84    I agree with the conclusion of the primary judge that the Full Bench made a second jurisdictional error in its reliance upon its specific finding that the agreement would undermine collective bargaining, for the reasons which it gave.

Conclusion

85    Those conclusions are sufficient to explain why I would dismiss the appeal. In my view, it is neither necessary nor desirable to attempt to be more definitive about the jurisdictional limits upon the way in which the FWC might approach its statutory task. Those limits are set by the FW Act, rather than by judgments of this Court.
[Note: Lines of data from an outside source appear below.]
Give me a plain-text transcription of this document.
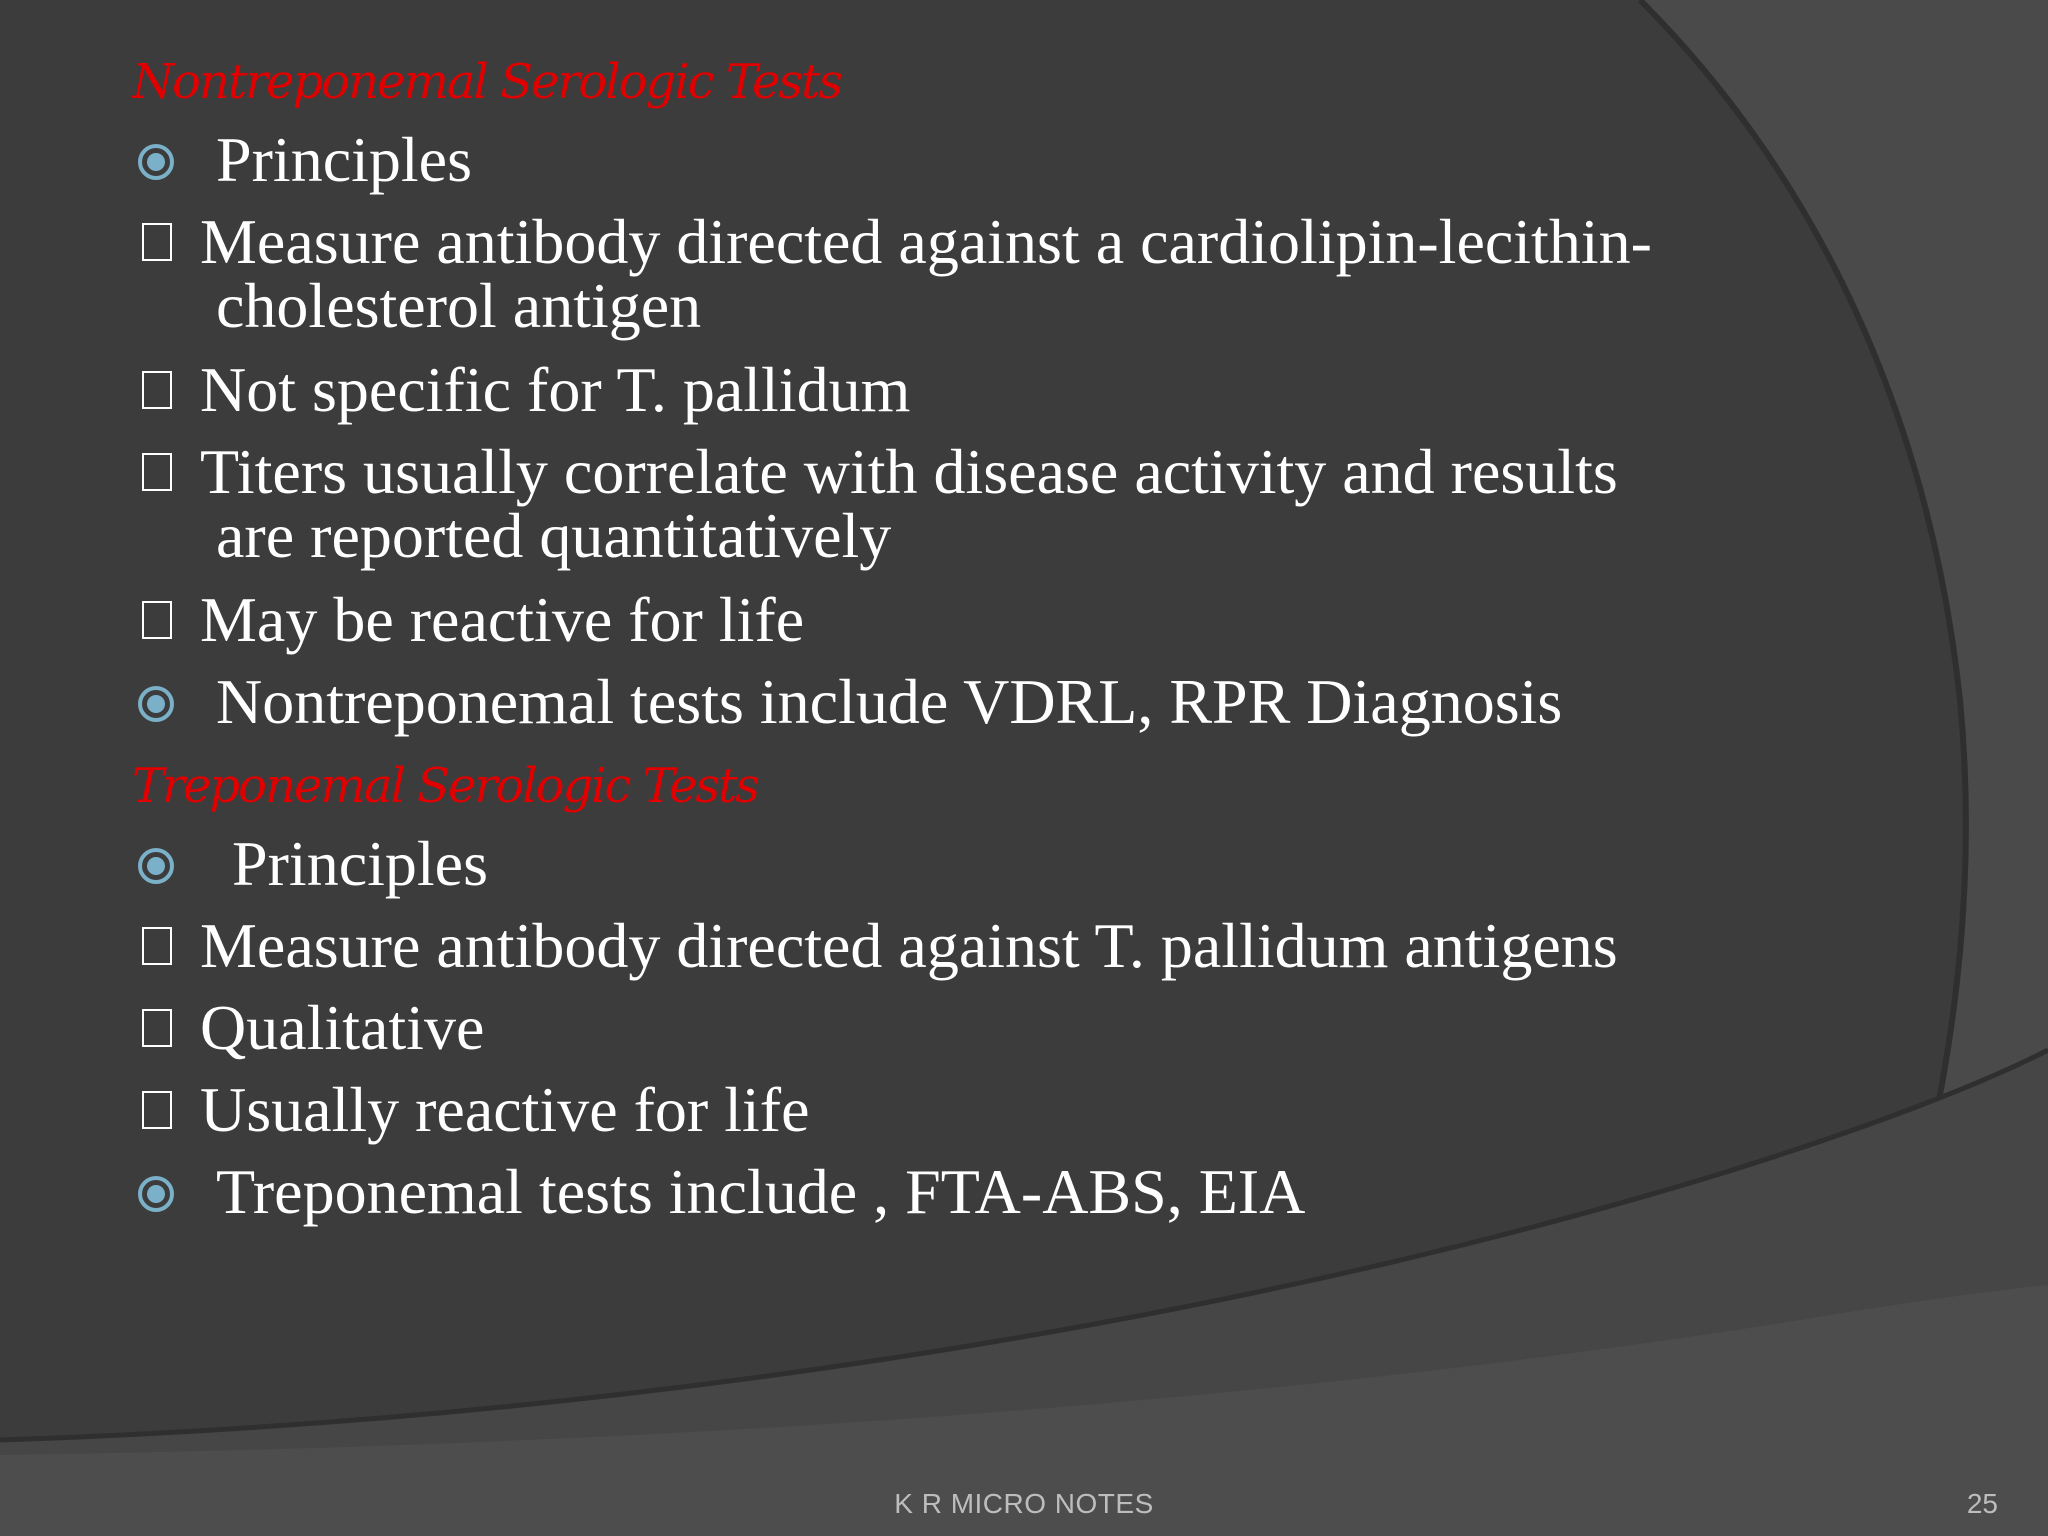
Nontreponemal Serologic Tests
Principles
Measure antibody directed against a cardiolipin-lecithin-
cholesterol antigen
Not specific for T. pallidum
Titers usually correlate with disease activity and results
are reported quantitatively
May be reactive for life
Nontreponemal tests include VDRL, RPR Diagnosis
Treponemal Serologic Tests
Principles
Measure antibody directed against T. pallidum antigens
Qualitative
Usually reactive for life
Treponemal tests include , FTA-ABS, EIA
K R MICRO NOTES	25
It is important to recognise, however, that within any such jurisdictional limits the judgments required (often broad and evaluative) are ones for the FWC, and not this Court.

86    I would dismiss the appeal.

I certify that the preceding eighty-three (83) numbered paragraphs are a true copy of the Reasons for Judgment herein of the Honourable Justice Buchanan.

Associate:

Dated:    24 February 2015

IN THE FEDERAL COURT OF AUSTRALIA

WESTERN AUSTRALIA DISTRICT REGISTRY

FAIR WORK DIVISION

WAD 81 of 2014

ON APPEAL FROM THE FEDERAL COURT OF AUSTRALIA

BETWEEN:

CONSTRUCTION, FORESTRY, MINING AND ENERGY UNION

Appellant

AND:

JOHN HOLLAND PTY LTD

First Respondent

FAIR WORK COMMISSION

Second Respondent

JUDGES:

BESANKO, BUCHANAN AND BARKER JJ

DATE:

24 fEBRUARY 2015

PLACE:

PERTH

REASONS FOR JUDGMENT

Barker J:

87    I agree, generally for the reasons given by Buchanan J, which I have read in draft, that this appeal should be dismissed.

I certify that the preceding one (1) numbered paragraph is a true copy of the Reasons for Judgment herein of the Honourable Justice Barker.